Kasus dugaan penipuan ini berawal saat korban akan meminjam uang Rp 9 miliar kepada seseorang dengan agunan rumahnya. Perjanjian berikutnya bukan utang piutang tetapi PPBJ (Perjanjian Pengikatan Jual Beli) dan akta kuasa jual, menurut kuasa hukum LS, Anang Yuliardi Chaidir, di Polda Metro Jaya, Kamis, 8 April 2021.

Saat gagal bayar, setelah LS membayar angsuran empat kali, pelaku kemudian melakukan balik nama terhadap sertifikat kepemilikan rumah mewah LS berbekal surat PPJB. Pelaku juga kemudian menjual rumah tersebut kepada seseorang dengan harga Rp 9 miliar tanpa persetujuan LS.

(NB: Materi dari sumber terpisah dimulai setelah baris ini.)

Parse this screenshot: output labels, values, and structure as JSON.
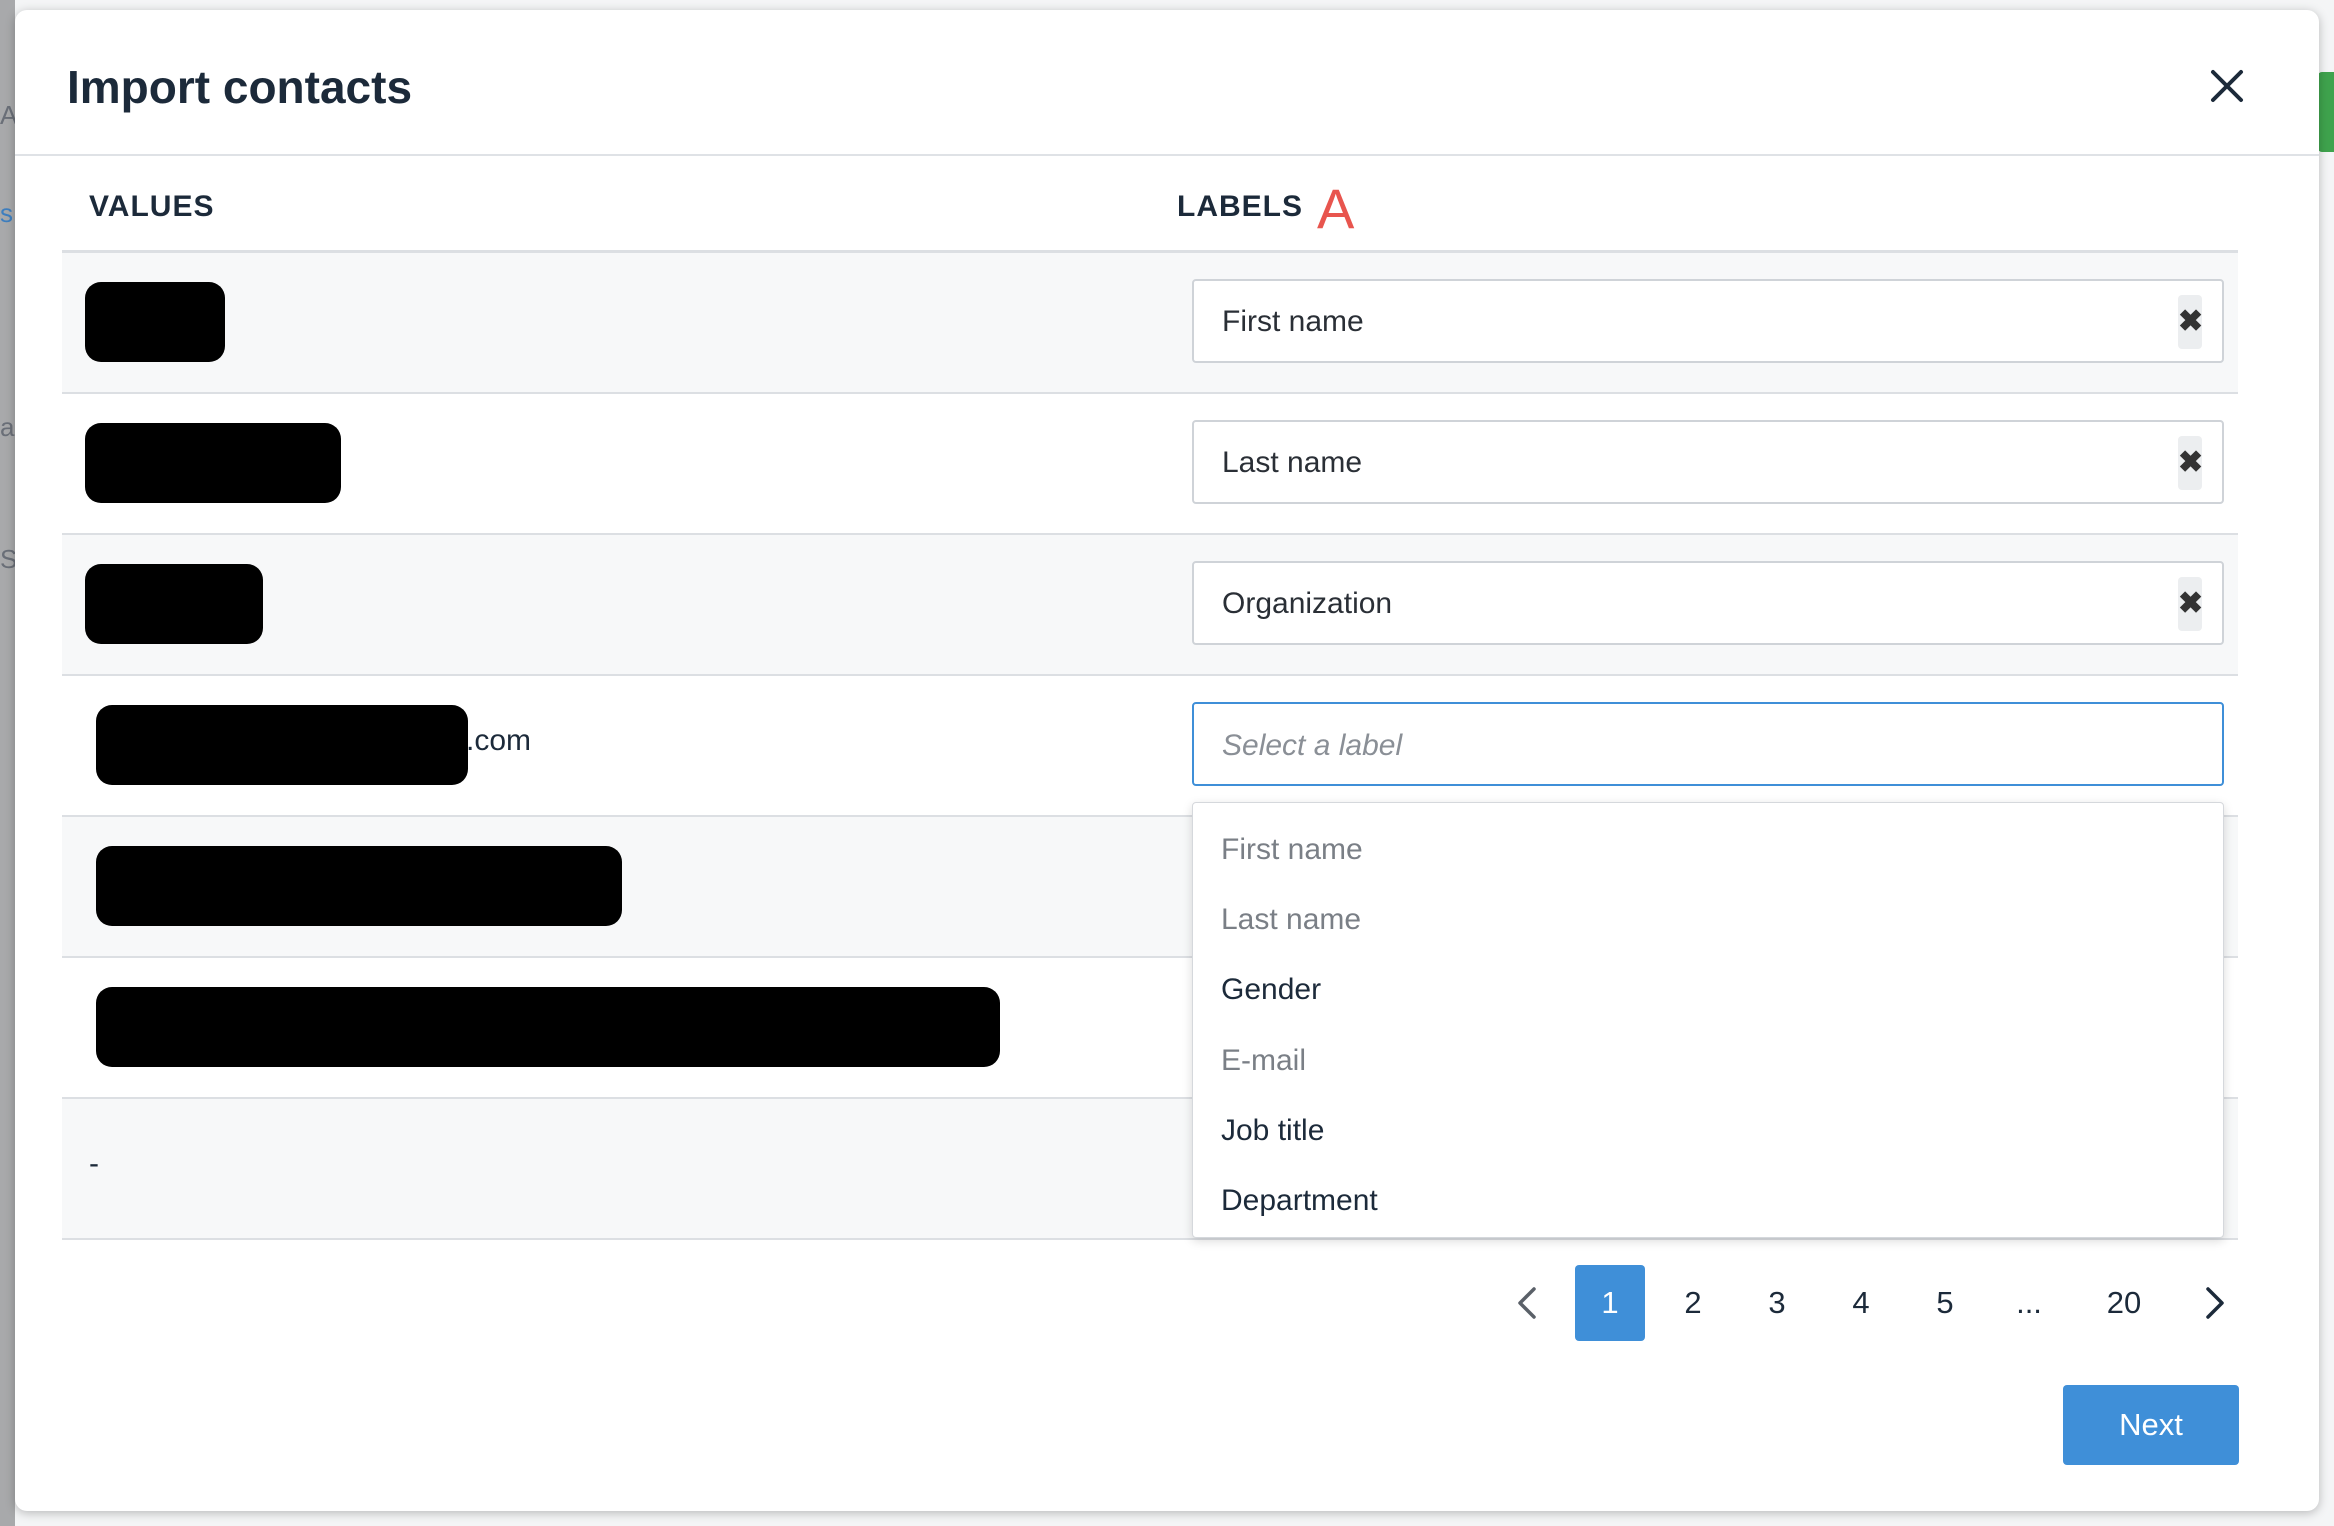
{
  "background": {
    "hints": [
      "A",
      "s",
      "a",
      "S"
    ]
  },
  "modal": {
    "title": "Import contacts",
    "close_icon": "close-icon"
  },
  "table": {
    "columns": {
      "values": "VALUES",
      "labels": "LABELS"
    },
    "label_indicator": "A",
    "rows": [
      {
        "value_suffix": "",
        "value_text": "",
        "label": "First name",
        "clear_icon": "clear-icon"
      },
      {
        "value_suffix": "",
        "value_text": "",
        "label": "Last name",
        "clear_icon": "clear-icon"
      },
      {
        "value_suffix": "",
        "value_text": "",
        "label": "Organization",
        "clear_icon": "clear-icon"
      },
      {
        "value_suffix": ".com",
        "value_text": "",
        "label": ""
      },
      {
        "value_suffix": "",
        "value_text": "",
        "label": ""
      },
      {
        "value_suffix": "",
        "value_text": "",
        "label": ""
      },
      {
        "value_suffix": "",
        "value_text": "-",
        "label": ""
      }
    ],
    "active_select_placeholder": "Select a label"
  },
  "dropdown": {
    "options": [
      {
        "label": "First name",
        "state": "used"
      },
      {
        "label": "Last name",
        "state": "used"
      },
      {
        "label": "Gender",
        "state": "available"
      },
      {
        "label": "E-mail",
        "state": "used"
      },
      {
        "label": "Job title",
        "state": "available"
      },
      {
        "label": "Department",
        "state": "available"
      }
    ]
  },
  "pagination": {
    "pages": [
      "1",
      "2",
      "3",
      "4",
      "5",
      "...",
      "20"
    ],
    "current": "1"
  },
  "footer": {
    "next_label": "Next"
  },
  "colors": {
    "accent": "#3f8fd8",
    "indicator": "#e8554e",
    "text": "#1c2a3a"
  }
}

Atas dugaan mafia tanah ini, LS bersama kuasa hukumnya melapor ke Direktur Reserse Kriminal Khusus Polda Metro Jaya atas dugaan penipuan, penggelapan, penyerobotan tanah, dan pemalsuan akta otentik. LS dan kuasa hukumnya mengatakan kepada media bahwa pihaknya meminta Presiden Jokowi dan Kapolri untuk memberantas mafia tanah.